Who’s your best friend? If he or she walks on four legs instead of two, you’re no doubt a real animal lover.

Animal companions have enriched our lives since time began, but like everything else, their world has changed dramatically over the last several decades, and change is ongoing.

No longer do we turn exclusively to breeders for our pets. We use the internet to connect to a vast network of rescue organizations. We adopt from community shelters, many of which have implemented programs to improve care and greatly reduce euthanasia.

Although 2.5 million animals are still euthanized each year, the Humane Society of the United States says euthanasia rates dropped more than 60 percent from 1973 to 2007.

Positive change for animals is due in large part to a new way of thinking about homeless and even abused and neglected pets. They’re not creatures that no one wants. They are animals that someone didn’t want. Many turn out to be the most wonderful pets once given a caring and loving home.

There’s a virtual army of people who tirelessly volunteer, organize non-profit groups, and work within their communities for change.  They walk dogs and cuddle cats in shelters. They educate, transport, and rescue.

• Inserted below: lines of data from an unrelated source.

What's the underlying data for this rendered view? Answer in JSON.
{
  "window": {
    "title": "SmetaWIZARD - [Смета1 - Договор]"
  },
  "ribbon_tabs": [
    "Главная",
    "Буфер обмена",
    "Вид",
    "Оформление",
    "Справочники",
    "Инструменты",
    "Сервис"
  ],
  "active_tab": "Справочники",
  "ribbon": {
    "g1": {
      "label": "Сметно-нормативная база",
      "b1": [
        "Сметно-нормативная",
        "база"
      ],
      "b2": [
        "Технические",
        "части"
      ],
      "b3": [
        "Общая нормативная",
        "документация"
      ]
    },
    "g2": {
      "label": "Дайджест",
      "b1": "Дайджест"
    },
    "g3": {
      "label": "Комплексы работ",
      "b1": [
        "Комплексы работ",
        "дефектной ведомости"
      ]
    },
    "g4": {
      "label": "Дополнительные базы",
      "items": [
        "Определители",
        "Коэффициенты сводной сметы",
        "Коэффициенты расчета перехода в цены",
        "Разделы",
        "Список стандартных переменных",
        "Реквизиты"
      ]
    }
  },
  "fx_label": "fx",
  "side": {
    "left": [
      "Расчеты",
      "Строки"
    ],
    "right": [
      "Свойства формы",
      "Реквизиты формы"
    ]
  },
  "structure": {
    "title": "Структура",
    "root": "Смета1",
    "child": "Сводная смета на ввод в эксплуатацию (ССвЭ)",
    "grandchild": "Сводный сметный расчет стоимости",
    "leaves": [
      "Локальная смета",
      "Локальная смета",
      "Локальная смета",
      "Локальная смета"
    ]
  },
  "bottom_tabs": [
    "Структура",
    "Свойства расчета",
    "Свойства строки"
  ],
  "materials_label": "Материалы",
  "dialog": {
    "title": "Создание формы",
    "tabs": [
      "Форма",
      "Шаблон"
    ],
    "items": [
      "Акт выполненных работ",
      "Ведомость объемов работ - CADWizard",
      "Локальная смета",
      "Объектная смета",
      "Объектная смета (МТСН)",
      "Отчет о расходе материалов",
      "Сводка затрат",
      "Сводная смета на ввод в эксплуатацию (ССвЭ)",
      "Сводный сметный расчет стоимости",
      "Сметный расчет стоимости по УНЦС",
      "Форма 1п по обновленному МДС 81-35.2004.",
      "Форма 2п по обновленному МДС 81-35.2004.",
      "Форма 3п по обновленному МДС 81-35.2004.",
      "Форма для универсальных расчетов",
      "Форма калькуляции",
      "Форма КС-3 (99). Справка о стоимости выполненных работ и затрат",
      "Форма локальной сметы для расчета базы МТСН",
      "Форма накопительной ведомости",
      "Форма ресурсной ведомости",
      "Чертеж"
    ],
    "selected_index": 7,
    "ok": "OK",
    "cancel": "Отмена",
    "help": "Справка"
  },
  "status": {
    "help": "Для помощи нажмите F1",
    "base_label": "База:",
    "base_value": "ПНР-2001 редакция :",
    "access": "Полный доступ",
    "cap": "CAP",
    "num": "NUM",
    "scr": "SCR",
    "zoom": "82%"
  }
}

They foster, train, rehabilitate, and donate. They’re driven to do this work for animals that cannot help themselves.

I’ll be writing each week about many of these people and the work they do to make this world a more caring and humane place for animals.

Many of my posts will have a video component too, to bring these stories to you through pictures as well as words.

One example is Wendy Zabicki of Carroll County, a dog trainer and behaviorist, registered veterinary technician, pet-sitter, and also the creator of Midnight’s Horse Rescue and Sanctuary.

Running her sanctuary is time-consuming and expensive. Raising funds and finding volunteers are ongoing struggles. 24 hours seem not quite enough to finish her work each day.

Yet she keeps going. After all, if it weren’t for her, the horses would have no one.